# Pfeis Trophy bei Scharnitz 6.10



## The Tretschwein (22. September 2007)

Hallo!
Ich poste euch da mal ein geiles Uphillrace zur Pfeishuette bei Scharnitz.
Der Spass beginnt im Ziel auf der Pfeishüttn mit Bier und Essen. 

Sieht kurz aus, aber Achtung! Die Letzten 2000m verlagen alles ab.

www.pfeishuette.at

http://www.pfeishuette.at/


----------



## maxa (22. September 2007)

Hi Klaus,

wo haste denn dieses Klasse Event schon wieder her. 

Das ist ja wohl für jeden Karwendelbiker pflicht. 

Bei schönem Wetter bin ich sofort dabei.


----------



## MTB-News.de




----------



## The Tretschwein (22. September 2007)

Hat der Strobel Andi und der Hüttenwirt sich ausgedacht. Kennst Du den Uphill ? 
Ah meine Freundin wird dann so 2 Stunden vorher losfahren und meine Lupine mitnehmen. wer weis......


----------



## [email protected] (22. September 2007)

Boar ist daaas Geeeil!!!!!! 
Ich bin schon 3mal auf die Pfeisshütte gefahren, weil ich dort unten immer Bikeurlaub mache. Das ist ja der Hammer! Nen Uphill-Race, ich glaubs ja nicht   Schade das ich da nicht mitmachen kann, leider viel zu weit weg


----------



## maxa (23. September 2007)

Die letzten 400 HM sind der Hammer.

Bekomm schon jetzt Gänsehaut.


----------



## zauberer089 (24. September 2007)

wenns ned bis dahin einen Haufen Schnee da oben hat, plane ich auch mitzufahren


----------



## The Tretschwein (24. September 2007)

Der Schnee würde die Sache doch noch wahnsinniger machen und es wäre ne echte Freak-Show!


----------



## zauberer089 (24. September 2007)

da hast auch wieder Recht 

also Pflichtveranstaltung


----------



## Tobi-161 (24. September 2007)

The Tretschwein schrieb:


> Der Schnee würde die Sache doch noch wahnsinniger machen und es wäre ne echte Freak-Show!




vielleicht würde es die Sache auch vereinfachen wenn man gescheit grip hätte


----------



## The Tretschwein (24. September 2007)

zauberer089 schrieb:


> da hast auch wieder Recht
> 
> also Pflichtveranstaltung



Natürlich wird es einen Sieger geben, aber es geht eigentlich mehr um den Spass an der Sache.

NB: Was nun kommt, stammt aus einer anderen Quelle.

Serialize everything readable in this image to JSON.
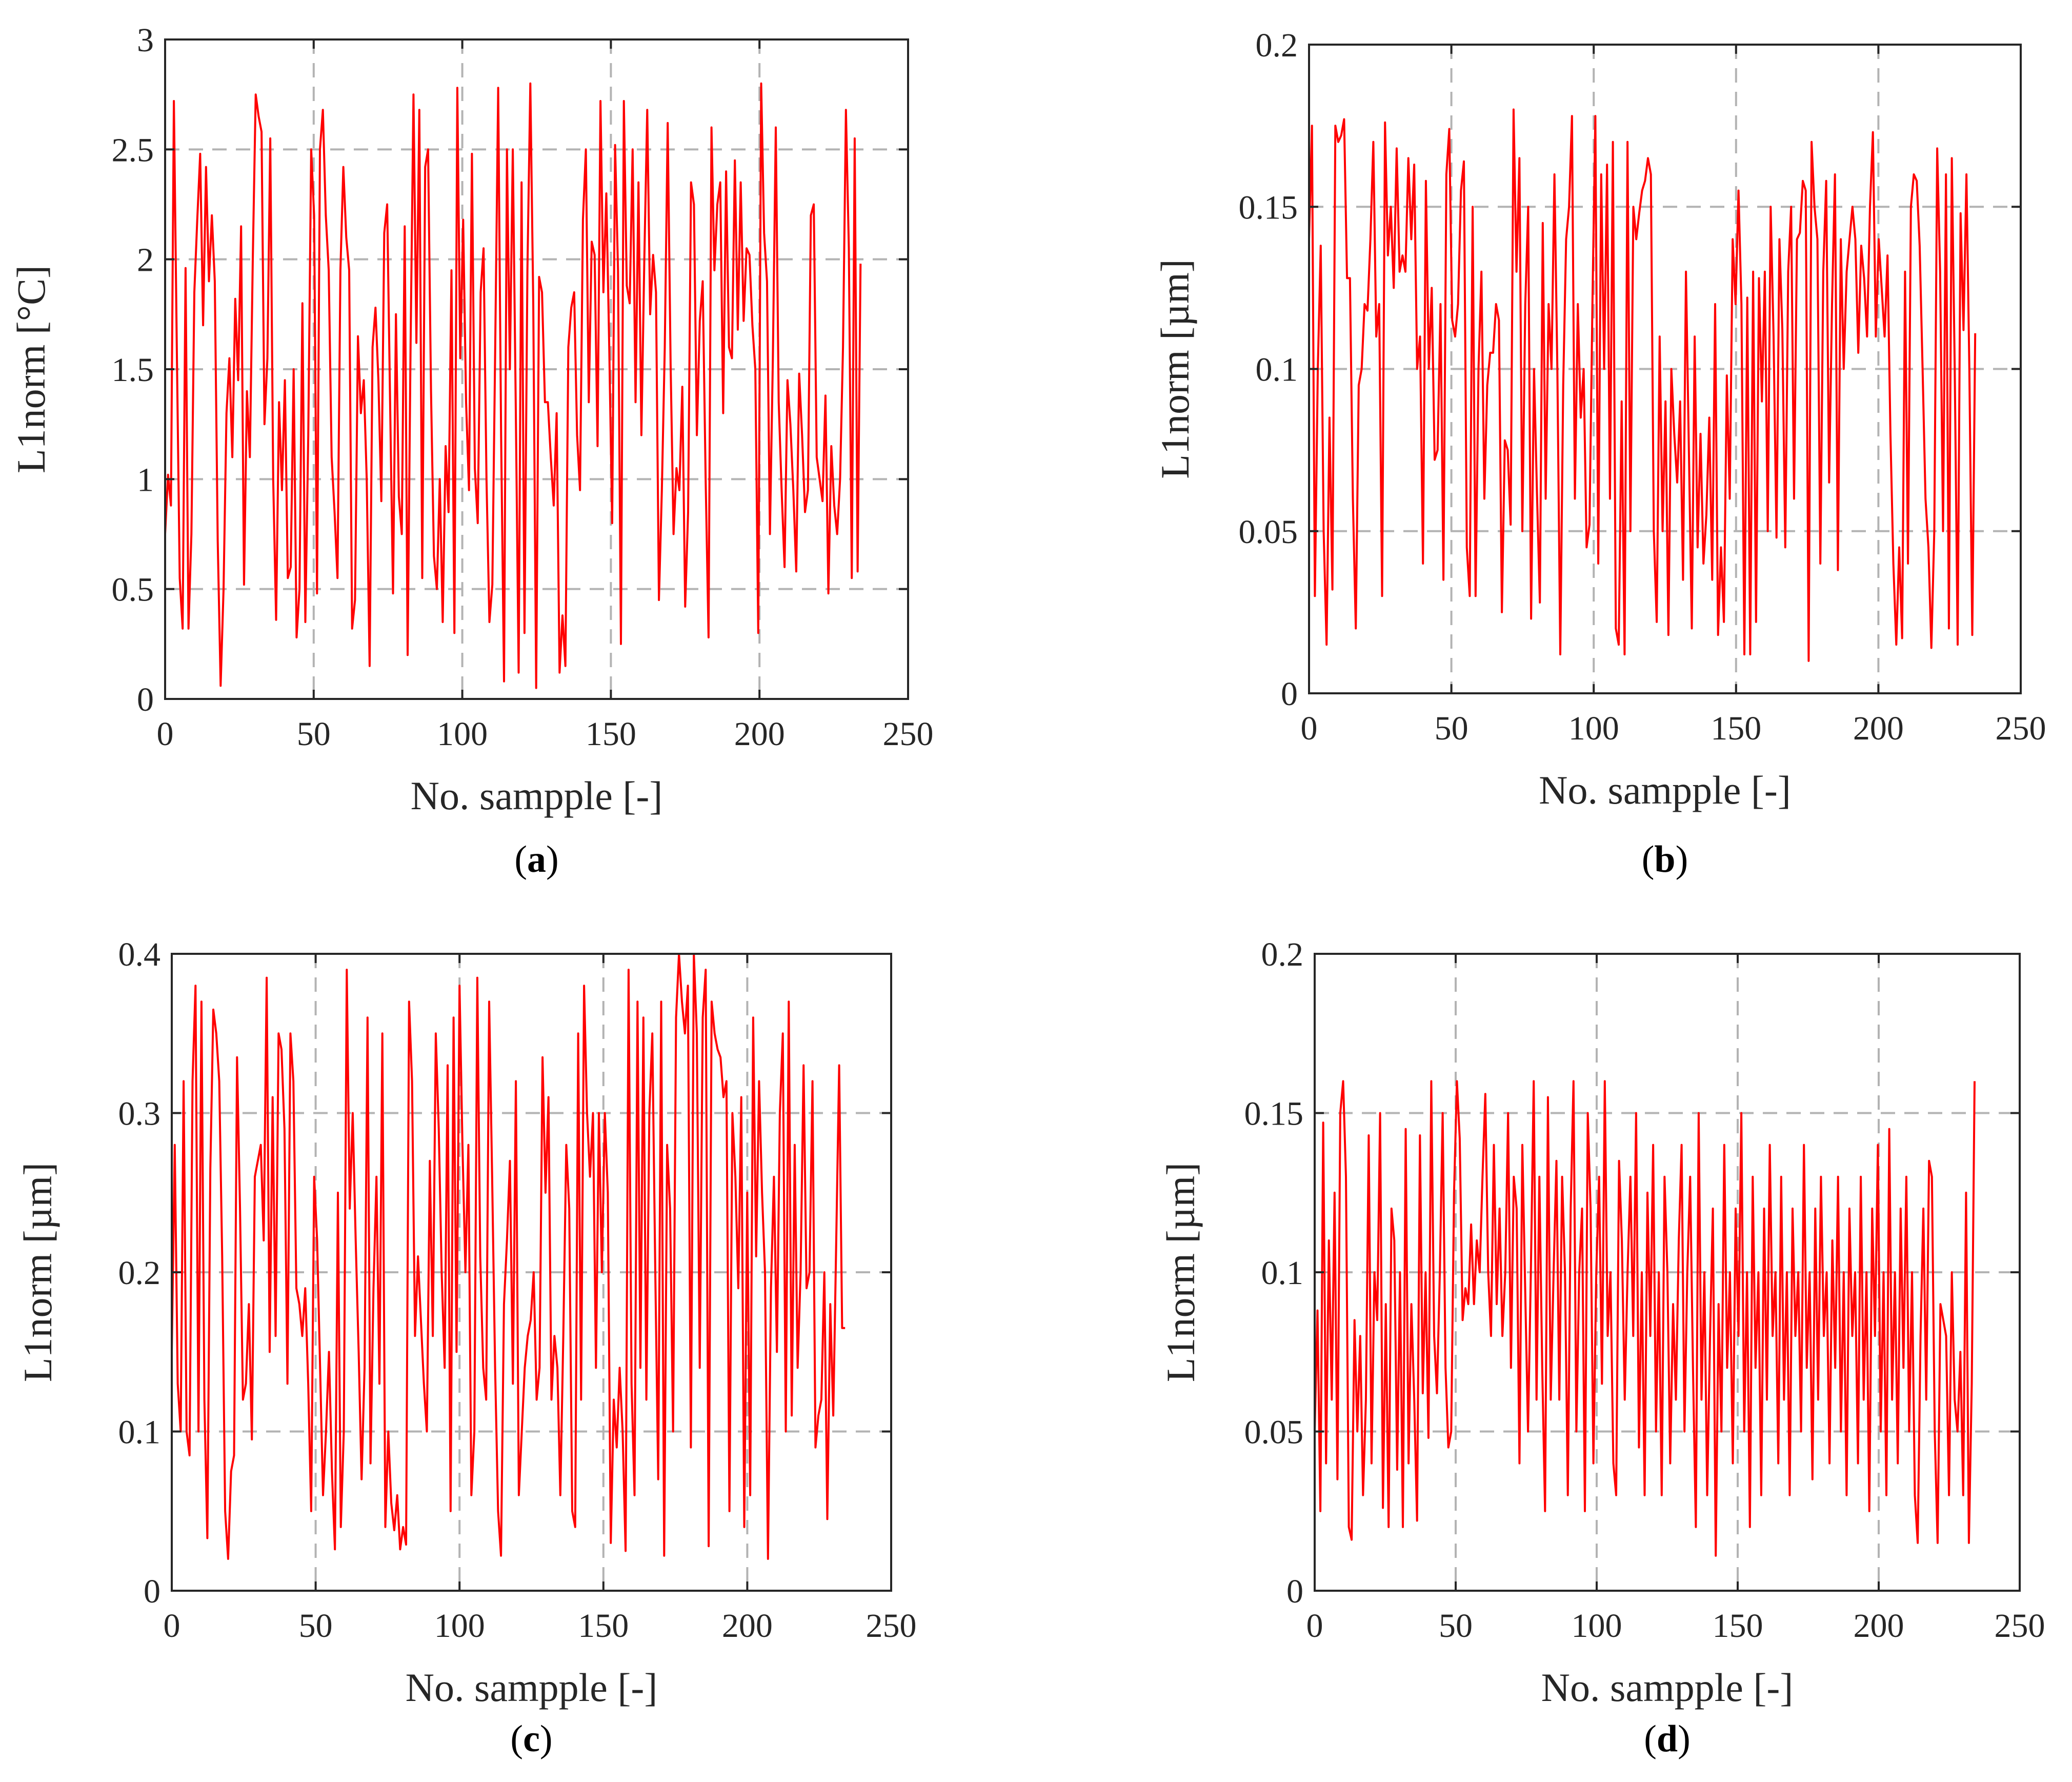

Jeder der oben ankommt hat und in der Hütte sein Weizen kippt hat gewonnen.


----------



## maxa (24. September 2007)

Da geh ich mal davon aus, das es einen Pfeishüttenkaiser geben wird, den Sieger.
Aber doch einige Könige, die das Ding ohne Pause und Fussabsetzen durchtreten.
Da hat man sich die Brotzeit redlich verdient.


----------



## MTB-News.de




----------



## Wobo (25. September 2007)

@Rob68: klar, leicht erreichbar mit der Seilbahn von Innsbruck rauf 

Die letzten Schotterauffahrt sind im jetzigen Zustand wahrhaft nicht in "Race" Form. Bin am Samstag dort rauf und hab mehr geschoben, als ich wollte. So viel rutschiger Schotter war da letztes Jahr nicht...
Aber bis zum 06.10. ebnet sich das sicher noch etwas und ich könnt ja mal einen fetteren Reifen hinten drauf montieren.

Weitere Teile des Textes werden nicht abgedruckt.